Anyway, it’s just trying to show you how much it likes you by taking feed from you.

It’s shat on your carpet? I’m sure it didn’t mean it! But you liked another rug anyway and you do have enough money to buy one, don’t you?

So, you haven’t come here to talk about carpets, have you? But why do you then?

Okay, so a fully-grown elephant is messing up your living room – well it isn’t really your living room, is it? You’ve only borrowed it from our grandchildren!

It may be what you say it is but it’s only one elephant. And it’s not at all behaving the way an elephant would behave, usually. You must have done something to it.

Elephants have done wonders for us in the past. Just think of Spain – oh look, a squirrel!

Elephants are very peaceable animals. Oh look, another squirrel!

For all I care you may have an elephant in your room “for realses”, but if you treat it nicely I’m sure you’ll both get along swimmingly. I’ve shared a room with a dormouse once and we’re still good friends – it all depends on you.

For all your privilege you do have a nerve complaining about this poor, defenceless creature. Or do you want to exploit it for some political ends?

Two elephants, you say now? Make up your mind, please. It used to be only one elephant.

No, no, no, that can’t be. There’s never been more than one elephant, at least in living memory.

Well there may be a first time for everything, but why don’t you get yourself a bigger living room? It could also sooth your nerves.

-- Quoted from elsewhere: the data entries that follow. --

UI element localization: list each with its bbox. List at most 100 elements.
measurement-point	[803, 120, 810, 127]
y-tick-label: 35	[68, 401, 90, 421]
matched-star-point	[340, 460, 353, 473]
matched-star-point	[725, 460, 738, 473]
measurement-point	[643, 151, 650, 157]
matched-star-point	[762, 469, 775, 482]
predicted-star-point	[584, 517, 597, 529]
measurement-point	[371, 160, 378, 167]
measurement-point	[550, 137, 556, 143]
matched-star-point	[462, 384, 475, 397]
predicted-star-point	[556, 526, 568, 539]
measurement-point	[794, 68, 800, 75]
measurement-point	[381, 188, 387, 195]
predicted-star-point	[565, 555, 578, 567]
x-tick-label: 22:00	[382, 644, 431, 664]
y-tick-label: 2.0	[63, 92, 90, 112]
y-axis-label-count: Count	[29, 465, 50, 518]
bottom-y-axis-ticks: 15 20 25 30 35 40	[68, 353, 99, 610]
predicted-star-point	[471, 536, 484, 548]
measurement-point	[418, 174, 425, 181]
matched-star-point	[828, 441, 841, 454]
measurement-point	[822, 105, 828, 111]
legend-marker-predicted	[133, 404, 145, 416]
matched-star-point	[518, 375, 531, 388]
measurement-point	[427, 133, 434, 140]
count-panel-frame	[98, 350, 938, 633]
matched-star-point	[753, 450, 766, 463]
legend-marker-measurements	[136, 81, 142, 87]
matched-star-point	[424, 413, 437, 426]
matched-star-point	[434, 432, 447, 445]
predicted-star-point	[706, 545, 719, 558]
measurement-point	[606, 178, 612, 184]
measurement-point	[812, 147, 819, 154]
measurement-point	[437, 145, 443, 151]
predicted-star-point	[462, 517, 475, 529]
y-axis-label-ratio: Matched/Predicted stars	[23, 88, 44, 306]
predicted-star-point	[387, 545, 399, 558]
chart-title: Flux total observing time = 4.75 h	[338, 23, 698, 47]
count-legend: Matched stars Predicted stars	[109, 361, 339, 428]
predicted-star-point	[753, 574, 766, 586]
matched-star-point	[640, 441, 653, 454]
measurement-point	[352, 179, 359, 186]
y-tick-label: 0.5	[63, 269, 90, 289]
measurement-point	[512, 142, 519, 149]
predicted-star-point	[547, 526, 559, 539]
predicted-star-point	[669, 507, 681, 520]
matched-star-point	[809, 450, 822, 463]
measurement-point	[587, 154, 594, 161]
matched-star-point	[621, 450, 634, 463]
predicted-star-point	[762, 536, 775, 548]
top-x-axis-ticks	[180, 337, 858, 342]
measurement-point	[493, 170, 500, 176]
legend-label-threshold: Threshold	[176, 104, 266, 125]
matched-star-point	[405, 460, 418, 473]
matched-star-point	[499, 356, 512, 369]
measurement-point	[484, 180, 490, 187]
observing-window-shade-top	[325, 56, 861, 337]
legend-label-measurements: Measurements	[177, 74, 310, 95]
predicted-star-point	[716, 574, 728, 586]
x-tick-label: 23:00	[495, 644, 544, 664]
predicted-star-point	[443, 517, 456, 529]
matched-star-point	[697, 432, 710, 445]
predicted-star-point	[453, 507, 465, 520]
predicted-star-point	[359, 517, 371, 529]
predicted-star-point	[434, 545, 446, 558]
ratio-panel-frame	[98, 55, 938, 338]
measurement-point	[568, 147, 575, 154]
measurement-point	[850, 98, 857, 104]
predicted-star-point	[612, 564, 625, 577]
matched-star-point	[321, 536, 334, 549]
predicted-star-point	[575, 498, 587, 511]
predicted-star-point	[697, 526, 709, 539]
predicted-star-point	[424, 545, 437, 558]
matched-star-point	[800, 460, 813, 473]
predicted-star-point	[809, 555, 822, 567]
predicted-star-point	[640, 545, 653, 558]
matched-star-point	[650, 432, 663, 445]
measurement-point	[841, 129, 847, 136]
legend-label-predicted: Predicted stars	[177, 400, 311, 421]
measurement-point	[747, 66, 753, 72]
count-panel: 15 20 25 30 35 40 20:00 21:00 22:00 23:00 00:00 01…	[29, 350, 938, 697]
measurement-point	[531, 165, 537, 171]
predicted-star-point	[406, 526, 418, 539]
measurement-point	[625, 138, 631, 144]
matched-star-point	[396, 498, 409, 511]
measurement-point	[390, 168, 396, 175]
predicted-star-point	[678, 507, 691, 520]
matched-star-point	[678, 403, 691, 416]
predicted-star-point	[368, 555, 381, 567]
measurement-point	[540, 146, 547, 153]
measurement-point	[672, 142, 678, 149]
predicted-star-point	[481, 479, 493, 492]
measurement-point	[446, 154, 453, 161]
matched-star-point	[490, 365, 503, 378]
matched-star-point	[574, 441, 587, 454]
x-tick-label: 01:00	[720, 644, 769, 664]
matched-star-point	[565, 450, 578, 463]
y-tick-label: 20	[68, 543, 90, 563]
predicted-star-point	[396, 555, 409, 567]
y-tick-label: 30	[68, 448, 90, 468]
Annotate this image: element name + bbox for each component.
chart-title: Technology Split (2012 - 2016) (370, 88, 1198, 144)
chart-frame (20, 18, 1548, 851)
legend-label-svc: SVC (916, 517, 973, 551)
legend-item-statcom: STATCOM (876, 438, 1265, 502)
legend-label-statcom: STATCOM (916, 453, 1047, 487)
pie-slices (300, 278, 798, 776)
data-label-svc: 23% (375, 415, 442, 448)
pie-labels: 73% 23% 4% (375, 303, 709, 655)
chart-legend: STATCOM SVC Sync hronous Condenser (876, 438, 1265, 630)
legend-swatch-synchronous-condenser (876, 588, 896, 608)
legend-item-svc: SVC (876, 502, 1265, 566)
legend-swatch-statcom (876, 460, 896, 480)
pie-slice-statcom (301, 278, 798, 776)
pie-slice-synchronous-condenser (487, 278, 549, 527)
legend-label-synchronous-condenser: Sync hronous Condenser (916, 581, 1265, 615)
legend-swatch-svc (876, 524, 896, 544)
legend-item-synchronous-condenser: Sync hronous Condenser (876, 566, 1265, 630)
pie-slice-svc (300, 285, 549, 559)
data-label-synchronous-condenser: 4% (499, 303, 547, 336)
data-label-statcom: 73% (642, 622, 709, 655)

Stop making this all about yourself, please. You’re not treating these animals kindly enough. No wonder they get a bit miffed – why, you could probably scare me if you tried!

If you don’t want a bigger living room, why don’t you move in to another house? There’s no need to yell at me, it’s only a question…

So now that we have established that you’re keeping a herd of elephants in your living room let me inform you that you’re in breach of the EU’s animal welfare directive. You could face charges in court and possibly a fine and/or jail time for this.

Well they may be abominable in a group but individually they’re rather charming, aren’t they?